Sam Cooper of Yahoo! Sports released a list on Monday of the colleges that develop the most 3-star (or worse) talent into top NFL Draft picks, and according to his metrics, Louisville football is among the top teams in the nation at developing talent.
Cooper used Rivals as his source for recruiting rankings, and then broke down each team’s success since 2010 in regards to how many stars a recruit received vs where they were selected in the draft. Here’s what he found as it pertains to Louisville’s development system:
Total draft selections: 14
4/5 star: 3
3-star: 11
2-star: 0
Unranked: 0
(3-star or worse) First-round selections: Calvin Pryor, Marcus Smith, DeVante Parker, Sheldon Rankins, Jaire Alexander
Cooper also found that Louisville was the best in the ACC and third-best team in the country, behind Ohio State and LSU, at putting “lower-level” recruits into the league.
The Cardinals certainly became accustomed under Charlie Strong at putting lesser-known guys into successful positions. In 2014 alone, the Cardinals had 10 players drafted- all of which were a part of classes that didn’t even crack the top 25 in the team recruiting rankings.
Even a player like Lamar Jackson, who won the Heisman in 2016 and was the 2019 NFL MVP, was not nationally ranked by rivals and was considered the 51st-best product in the state of Florida.
When you aren’t a big-name team, the stars assigned by recruiters often don’t matter. Even this season- in a junior and senior class that is considered the most accurate 247Sports’ recruiting services have ever put out– the league only drafted six 5-star players in the first round. 15 players were four-star recruits, while the remaining 10 were 3-star or lower.
It’s impossible for experts to always get things right. There are so many factors- namely, personality, fit in a scheme, and mental fortitude- that play into how a high school recruit develops at the next level. And that’s why teams like Louisville, Iowa, and Wisconsin hang their hats on going after lower-rated guys. Recruit guys that fit your system the best and watch them develop into something special.
Looking to the future
Louisville could see something even more special come to fruition in the Scott Satterfield era. Just in his first year, we saw players like Marshon Ford (walk-on, 0 stars), Dayna Kinnaird (0 stars), Javian Hawkins (3 stars), and Jack Fagot (0 stars) develop into special players.
Ford and Hawkins will almost undoubtedly be future draft picks along with Micale Cunningham (3 stars) and Tutu Atwell (3 stars). Back-up quarterback Evan Conley, a 2-star player, led the Cardinals on two game-winning drives as a true freshman.
The Cardinals built one of the nation’s most electric offenses on the backs of players that aren’t coveted studs. In fact, more often than not, it’s those highly sought-after recruits who have not panned out. Jairus Brents (4 stars) and Colin Wilson (4 stars) were two of the highest-rated players the Cardinals have landed in the past five years. Though both players had an offer from virtually every power five team, neither is currently on a college football roster.
Satterfield and the Louisville coaching staff want to land highly regarded players, but they won’t select guys who don’t fit their system and their culture.
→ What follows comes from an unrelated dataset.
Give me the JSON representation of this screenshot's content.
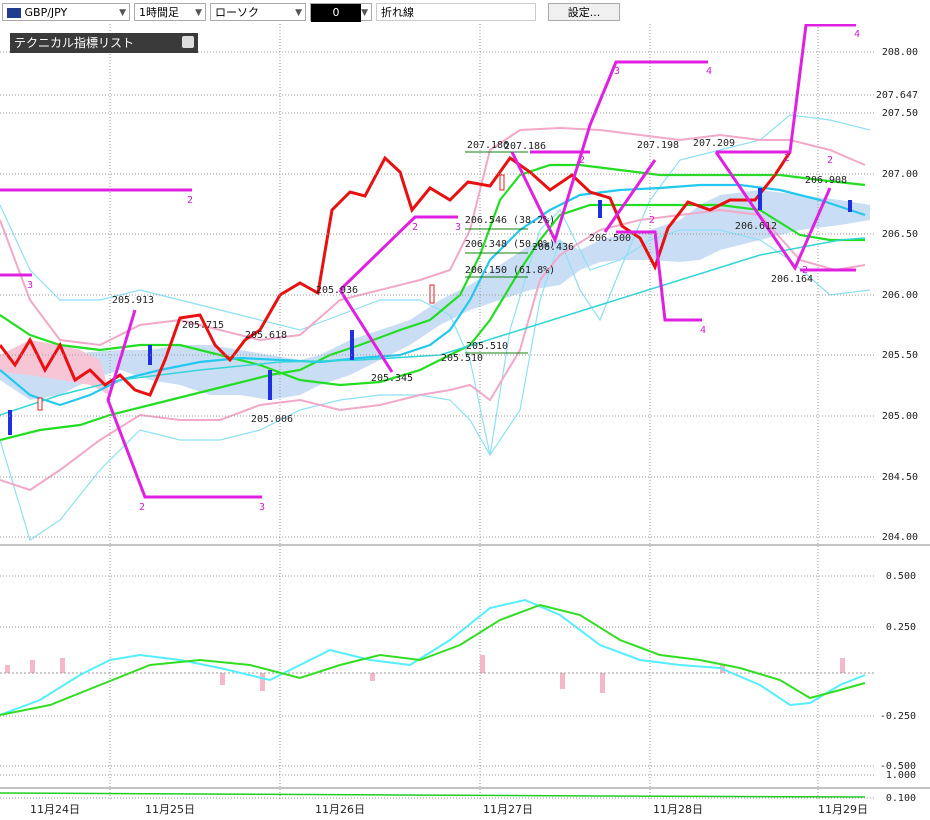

Stars and recruiting class rankings mean nothing.
Texas, Texas A&M, Tennesse, Nebraska, Arkansas, and Ole Miss are all teams in the top 25 in the 2019 recruiting rankings that landed those top-name recruits based on name alone. None of those teams finished 2019 in the top 25, and most of those programs haven’t spent much time contending for a conference title over the last five years.
Recruiting success is important, but stars are not everything.
There’s no better example of that than at the University of Louisville, and as we look ahead to recruiting classes to come, we still want Louisville to continue landing somewhere in the high 20’s or low 30’s in the national recruiting rankings. However, working their way up into a consensus top 25 recruiting class year after year shouldn’t be the priority.
Things have been pretty good the way that they are on the recruiting trail for the Cardinals coaching staff.